As we prepare for our Recent Acquisitions Evening on April 4, we continue to feature some of the items that will be on display. Intrigued by these items related to social justice and protest? Join us at the event and see them close up!
Student Activism at UNC
Flyers, posters, and other paper ephemera related to student activism on the campus of UNC-Chapel Hill will be on display during our Recent Acquisitions Evening. Protests and other actions have always been a part of Carolina’s history, and students have played a significant role in creating social change across our campus and in the local community. Over the past two years, the University Archives has worked to collect and preserve some of the paper ephemera documenting the protests, strikes, and other actions across campus around issues such as the Confederate monument known as Silent Sam.
Anti-Apartheid Posters
Among the Rare Book Collection’s recent acquisitions is a collection of four South African anti-apartheid posters from the 1970s and 1980s.

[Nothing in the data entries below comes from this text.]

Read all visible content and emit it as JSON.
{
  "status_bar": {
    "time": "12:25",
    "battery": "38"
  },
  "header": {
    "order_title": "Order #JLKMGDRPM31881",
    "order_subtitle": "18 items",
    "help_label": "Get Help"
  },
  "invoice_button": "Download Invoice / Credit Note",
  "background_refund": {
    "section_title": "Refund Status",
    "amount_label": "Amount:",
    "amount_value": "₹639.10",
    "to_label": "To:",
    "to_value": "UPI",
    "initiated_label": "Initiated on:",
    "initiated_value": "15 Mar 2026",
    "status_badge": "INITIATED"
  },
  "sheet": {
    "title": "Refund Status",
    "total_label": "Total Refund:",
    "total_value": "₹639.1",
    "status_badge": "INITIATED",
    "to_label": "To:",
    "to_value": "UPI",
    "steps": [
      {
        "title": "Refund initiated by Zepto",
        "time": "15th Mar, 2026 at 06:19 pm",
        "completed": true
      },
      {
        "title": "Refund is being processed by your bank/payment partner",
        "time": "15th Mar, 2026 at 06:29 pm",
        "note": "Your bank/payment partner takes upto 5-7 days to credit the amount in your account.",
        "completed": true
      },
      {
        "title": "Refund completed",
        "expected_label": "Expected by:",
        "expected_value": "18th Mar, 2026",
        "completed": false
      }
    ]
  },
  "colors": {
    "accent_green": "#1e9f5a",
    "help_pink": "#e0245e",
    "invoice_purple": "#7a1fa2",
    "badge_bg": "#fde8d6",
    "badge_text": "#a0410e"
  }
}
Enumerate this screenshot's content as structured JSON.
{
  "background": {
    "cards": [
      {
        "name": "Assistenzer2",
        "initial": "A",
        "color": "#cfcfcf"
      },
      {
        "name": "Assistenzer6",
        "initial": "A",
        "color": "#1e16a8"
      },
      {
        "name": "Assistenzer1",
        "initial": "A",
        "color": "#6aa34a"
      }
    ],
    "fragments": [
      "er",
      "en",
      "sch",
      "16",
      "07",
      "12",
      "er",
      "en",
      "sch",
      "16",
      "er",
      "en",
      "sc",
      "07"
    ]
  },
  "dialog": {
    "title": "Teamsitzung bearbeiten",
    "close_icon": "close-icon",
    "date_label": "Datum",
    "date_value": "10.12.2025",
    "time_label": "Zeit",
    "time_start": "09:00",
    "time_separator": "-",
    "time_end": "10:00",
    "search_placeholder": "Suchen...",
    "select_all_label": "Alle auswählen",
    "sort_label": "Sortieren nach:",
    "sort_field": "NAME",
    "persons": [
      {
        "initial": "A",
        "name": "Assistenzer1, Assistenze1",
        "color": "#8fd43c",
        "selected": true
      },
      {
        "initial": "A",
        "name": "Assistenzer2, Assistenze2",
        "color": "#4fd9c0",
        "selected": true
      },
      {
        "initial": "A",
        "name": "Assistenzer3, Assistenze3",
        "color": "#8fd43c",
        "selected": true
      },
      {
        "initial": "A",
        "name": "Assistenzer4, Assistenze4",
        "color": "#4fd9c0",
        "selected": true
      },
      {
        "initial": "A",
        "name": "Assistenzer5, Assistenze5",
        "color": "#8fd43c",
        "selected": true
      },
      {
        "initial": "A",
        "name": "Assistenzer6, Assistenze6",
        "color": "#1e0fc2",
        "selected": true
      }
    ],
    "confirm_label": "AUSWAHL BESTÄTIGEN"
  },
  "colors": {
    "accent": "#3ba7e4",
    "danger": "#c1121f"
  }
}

These provocative posters draw connections between capitalism and apartheid, topics that were just beginning to be seen as being intertwined. These posters were created in the years leading up to the widespread boycott of and divestment from South African companies, such as Royal Dutch Shell, for propping up the pro-apartheid South African government.
Women’s March signs and pussy hat
Pamphlet: Gastonia — a graphic chapter in southern organization
A textile workers’ strike in Gastonia in 1929 marked an early effort at union organizing in North Carolina at a time when textile manufacturing was ascendant. During the Gastonia strike, strikers were met by National Guard troops and mill security and in the ensuing months tensions escalated. As a result of several violent encounters, two people were killed.
Although the Gastonia strike was ultimately not successful in garnering higher wages for workers and improved conditions in factories, the event is considered significant in the history of union organizing in the South. This pamphlet representing the event is an important addition to the North Carolina Collection.
Pamphlet: Government repression, black liberation, and the workers’ movement
Another pamphlet documenting labor organization in North Carolina comes from later in the 20th century, created by Black Workers for Justice in 1985. The organization formed in 1981 following a boycott of a K-Mart in Rocky Mount, where African-American female workers charged they were experiencing racial and gender discrimination.
See it all in person!
These and many other intriguing items will be on display during our Recent Acquisitions Evening, a not-under-glass display of some of our new and notable acquisitions. We hope you’ll join us on April 4 for the unique opportunity to see these incredible items up close.